1. Although an associate degree is typically less financially lucrative in the long term than a bachelor’s degree, it can still provide a respectable income at much less cost in time, tuition, student loans, and lost earnings, along with the option of upgrading to a bachelor’s degree at a later time.
Even ten years after graduation, there are many people with certificates and associate degrees in fields where they earn more money than the average B.A. holder. In spite of persistently high unemployment, there is still a demand for some skilled trades that do not require a bachelor’s degree, such as paralegals, mechanics, electricians, and technicians.
2. Community college professors may be solely dedicated to teaching, and classes may be small. In comparison, a large university college course may be taught to 300+ students by a teaching assistant, while the professor attends to research duties.
Outside of those teaching in the technical and vocational fields, most instructors at community colleges have master’s degrees and many hold doctoral degrees. In addition, community college professors can help students achieve their goals, work more closely with them, and offer them support, while at four-year colleges and universities, a professor is also often expected to conduct academic research, and in some cases, to mentor graduate students.

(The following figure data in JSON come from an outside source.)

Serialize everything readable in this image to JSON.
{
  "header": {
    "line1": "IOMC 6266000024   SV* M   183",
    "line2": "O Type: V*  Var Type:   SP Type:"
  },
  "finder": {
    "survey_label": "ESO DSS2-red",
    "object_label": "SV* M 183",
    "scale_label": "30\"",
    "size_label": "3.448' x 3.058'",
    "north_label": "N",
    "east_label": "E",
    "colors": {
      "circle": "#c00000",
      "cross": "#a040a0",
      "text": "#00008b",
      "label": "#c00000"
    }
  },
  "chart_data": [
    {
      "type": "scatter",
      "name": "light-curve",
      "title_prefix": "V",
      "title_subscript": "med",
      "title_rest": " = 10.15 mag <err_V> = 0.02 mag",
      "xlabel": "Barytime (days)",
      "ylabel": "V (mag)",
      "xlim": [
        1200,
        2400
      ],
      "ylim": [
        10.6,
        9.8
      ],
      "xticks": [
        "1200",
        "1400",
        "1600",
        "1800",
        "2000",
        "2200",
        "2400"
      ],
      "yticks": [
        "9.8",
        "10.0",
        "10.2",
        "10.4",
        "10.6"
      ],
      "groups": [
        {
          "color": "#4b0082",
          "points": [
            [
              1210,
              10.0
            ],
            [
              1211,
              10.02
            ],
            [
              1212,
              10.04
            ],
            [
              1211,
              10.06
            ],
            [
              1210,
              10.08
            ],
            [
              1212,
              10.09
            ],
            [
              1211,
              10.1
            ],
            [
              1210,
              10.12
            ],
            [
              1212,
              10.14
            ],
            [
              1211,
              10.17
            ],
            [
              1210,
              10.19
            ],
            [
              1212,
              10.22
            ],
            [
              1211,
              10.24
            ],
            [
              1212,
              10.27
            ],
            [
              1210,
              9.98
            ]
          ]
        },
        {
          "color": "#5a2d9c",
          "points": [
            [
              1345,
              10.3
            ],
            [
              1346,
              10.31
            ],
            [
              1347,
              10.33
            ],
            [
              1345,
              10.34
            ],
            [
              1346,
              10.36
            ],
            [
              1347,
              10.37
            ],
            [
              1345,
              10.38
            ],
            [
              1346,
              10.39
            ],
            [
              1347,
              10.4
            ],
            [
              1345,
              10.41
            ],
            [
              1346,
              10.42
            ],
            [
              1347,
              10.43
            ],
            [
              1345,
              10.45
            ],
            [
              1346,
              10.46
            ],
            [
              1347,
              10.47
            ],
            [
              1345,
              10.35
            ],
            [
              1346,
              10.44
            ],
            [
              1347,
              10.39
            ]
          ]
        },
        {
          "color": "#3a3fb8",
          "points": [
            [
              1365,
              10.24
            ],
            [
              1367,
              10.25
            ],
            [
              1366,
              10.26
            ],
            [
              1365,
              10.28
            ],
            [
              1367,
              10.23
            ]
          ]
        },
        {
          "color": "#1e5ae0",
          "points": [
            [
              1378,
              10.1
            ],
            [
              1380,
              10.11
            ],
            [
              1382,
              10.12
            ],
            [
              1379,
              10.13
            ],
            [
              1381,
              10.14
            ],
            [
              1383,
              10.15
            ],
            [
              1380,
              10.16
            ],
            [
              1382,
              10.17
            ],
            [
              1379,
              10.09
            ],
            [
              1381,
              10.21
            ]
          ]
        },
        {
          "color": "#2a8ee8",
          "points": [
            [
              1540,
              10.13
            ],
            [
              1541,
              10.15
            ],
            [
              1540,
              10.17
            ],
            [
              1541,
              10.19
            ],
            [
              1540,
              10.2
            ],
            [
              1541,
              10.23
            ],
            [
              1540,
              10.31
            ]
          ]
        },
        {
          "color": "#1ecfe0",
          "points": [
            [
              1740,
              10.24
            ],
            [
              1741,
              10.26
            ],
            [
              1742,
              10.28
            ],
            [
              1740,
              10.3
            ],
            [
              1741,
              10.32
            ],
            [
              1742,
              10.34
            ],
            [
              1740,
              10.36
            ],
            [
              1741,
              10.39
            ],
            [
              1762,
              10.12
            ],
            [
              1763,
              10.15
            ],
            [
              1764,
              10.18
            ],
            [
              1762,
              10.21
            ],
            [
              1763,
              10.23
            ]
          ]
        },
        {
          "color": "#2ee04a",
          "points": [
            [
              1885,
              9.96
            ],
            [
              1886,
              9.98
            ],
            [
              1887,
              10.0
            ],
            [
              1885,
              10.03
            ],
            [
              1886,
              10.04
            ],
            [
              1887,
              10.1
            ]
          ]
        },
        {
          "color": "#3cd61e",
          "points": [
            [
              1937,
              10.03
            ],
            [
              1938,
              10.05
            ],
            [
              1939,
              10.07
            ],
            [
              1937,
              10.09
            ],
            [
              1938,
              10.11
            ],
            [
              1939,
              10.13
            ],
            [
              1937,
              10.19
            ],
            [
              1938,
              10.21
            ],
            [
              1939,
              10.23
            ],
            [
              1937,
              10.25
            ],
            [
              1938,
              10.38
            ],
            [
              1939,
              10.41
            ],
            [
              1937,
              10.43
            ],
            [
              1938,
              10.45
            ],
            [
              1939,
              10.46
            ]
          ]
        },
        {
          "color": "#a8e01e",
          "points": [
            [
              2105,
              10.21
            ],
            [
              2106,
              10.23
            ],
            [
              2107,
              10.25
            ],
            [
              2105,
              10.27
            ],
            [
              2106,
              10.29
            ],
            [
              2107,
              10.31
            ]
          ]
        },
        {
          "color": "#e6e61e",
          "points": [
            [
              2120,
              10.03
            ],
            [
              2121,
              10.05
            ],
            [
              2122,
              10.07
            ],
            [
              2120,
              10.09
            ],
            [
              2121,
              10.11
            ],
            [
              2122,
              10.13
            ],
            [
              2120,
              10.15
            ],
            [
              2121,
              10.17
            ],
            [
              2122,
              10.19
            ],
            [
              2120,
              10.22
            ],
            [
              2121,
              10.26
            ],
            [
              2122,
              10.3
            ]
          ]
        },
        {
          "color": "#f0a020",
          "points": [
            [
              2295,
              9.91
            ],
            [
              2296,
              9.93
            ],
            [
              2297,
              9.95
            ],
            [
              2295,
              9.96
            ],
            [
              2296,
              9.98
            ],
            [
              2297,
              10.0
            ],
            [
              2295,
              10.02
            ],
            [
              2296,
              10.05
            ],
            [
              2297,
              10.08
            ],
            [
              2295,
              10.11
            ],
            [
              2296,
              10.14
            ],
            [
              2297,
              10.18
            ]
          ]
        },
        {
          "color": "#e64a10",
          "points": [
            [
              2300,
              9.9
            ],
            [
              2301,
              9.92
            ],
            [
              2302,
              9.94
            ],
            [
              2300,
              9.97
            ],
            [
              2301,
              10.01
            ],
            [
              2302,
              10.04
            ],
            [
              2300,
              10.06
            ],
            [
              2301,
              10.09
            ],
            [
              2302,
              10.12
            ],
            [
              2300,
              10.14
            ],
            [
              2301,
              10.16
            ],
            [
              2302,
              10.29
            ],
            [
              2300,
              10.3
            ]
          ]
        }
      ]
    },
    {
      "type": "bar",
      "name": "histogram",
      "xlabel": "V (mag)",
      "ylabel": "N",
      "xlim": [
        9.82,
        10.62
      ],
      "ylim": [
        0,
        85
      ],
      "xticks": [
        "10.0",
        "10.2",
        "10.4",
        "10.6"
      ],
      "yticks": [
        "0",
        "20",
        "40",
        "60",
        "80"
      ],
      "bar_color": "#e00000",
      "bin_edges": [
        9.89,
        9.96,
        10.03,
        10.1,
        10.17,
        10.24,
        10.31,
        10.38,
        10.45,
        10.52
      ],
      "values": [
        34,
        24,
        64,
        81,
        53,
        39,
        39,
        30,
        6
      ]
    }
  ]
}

3. A number of community colleges have athletic programs; certain colleges also serve as incubators for college athletes, particularly in baseball, basketball, and football. A talented player who would not meet the academic or athletic standards of a major college program may be able to play for two years in junior college, establishing an academic record in the process, and then transfer to the major college.
Disadvantages of Community Colleges
1. Transferring credit scan sometimes be a problem, as each four-year college has its own requirements for enrollment. However, many four-year colleges have made arrangements, known as articulation agreements, allowing associate degrees to qualify for transfer, some cases allowing the student to complete the bachelor’s degree via distance learning from the community college campus.
Some states have passed rules whereby certain associate degrees in a field will automatically transfer to state universities as the core curriculum for specified bachelor’s degrees. Minnesota, Alabama, and Oregon have created a statewide “transfer curriculum” allowing credits to be transferred to any other public university and almost all of the private colleges.
2. While community colleges are open enrollment institutions, meaning they accept and enroll all prospective students as long as fees are paid and the student enrolls in classes, this open door policy is often seen as a revolving door, with many students, nearly 2/3 not completing their education.
3. There is a historic connotation that community colleges and for-profit colleges are often considered schools of last resort, because of their open-admissions policies, which may reflect poorly upon students who were unable to receive admission to a college offering a wider variety of degree programs.Their open-admissions policies have been the subject of sarcastic humor in popular media.